HVJ-induced fusion of liposome to erythrocyte. Possible involvement of virus-induced activated state of erythrocyte membranes during fusion process.

HVJ-induced fusion between liposomes and erythrocytes was examined as a model of cell-cell fusion and the following results were obtained: Liposome-liposome fusion seldom occurred in the presence of HVJ. Liposomes free of receptors for viral HN protein could efficiently fuse with erythrocytes when the concentration of liposomes and erythrocytes was high. Direct interaction between HVJ and liposomes should be negligible in the present system. A distinct lag phase (10 min) was observed before the liposome-erythrocyte fusion occurred appreciably. Efficiency of the liposome-erythrocyte fusion decreased linearly up to 1 h after stopping the virus-erythrocyte fusion.
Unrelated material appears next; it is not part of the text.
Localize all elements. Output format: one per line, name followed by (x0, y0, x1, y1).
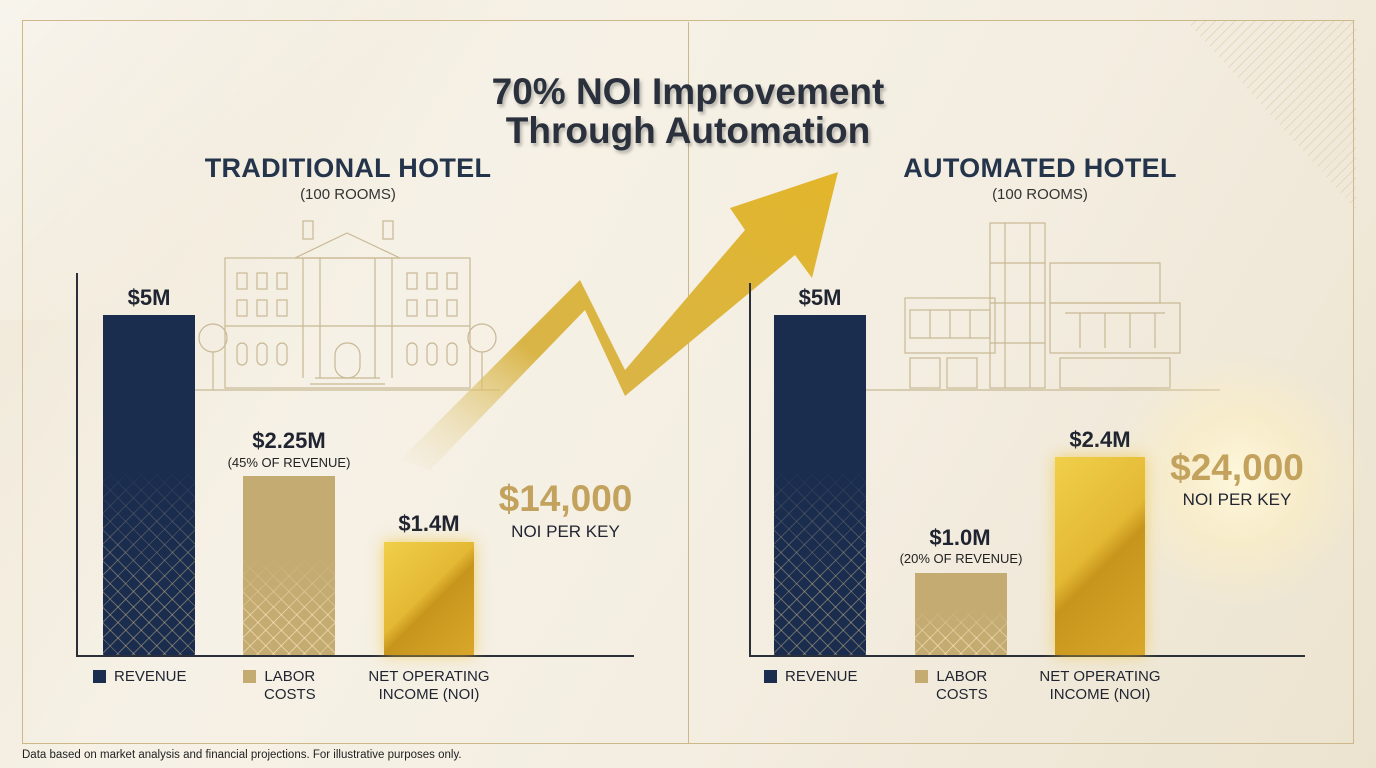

The former fusion was almost negligible after 1 h but could be restored by further addition of HVJ. Efficiency of the liposome-erythrocyte fusion was suppressed significantly when erythrocytes were pretreated with N-ethylmaleimide (N-EM), a membrane-permeable sulfhydryl agent, whereas rho-chloromercuriphenylsulfonic acid (PCMBS), a membrane-impermeable sulfhydryl agent, had no appreciable effect on the fusion efficiency. The study suggests possible involvement of some HVJ-induced 'activated state' of the erythrocyte membrane during the process inducing the liposome-erythrocyte fusion. The structure including the membrane skeleton system may be responsible for producing an 'activated state' in the erythrocyte membrane. Such an 'activated state' was induced 10 min after the viral infection to erythrocytes, and thereafter decayed gradually.[1]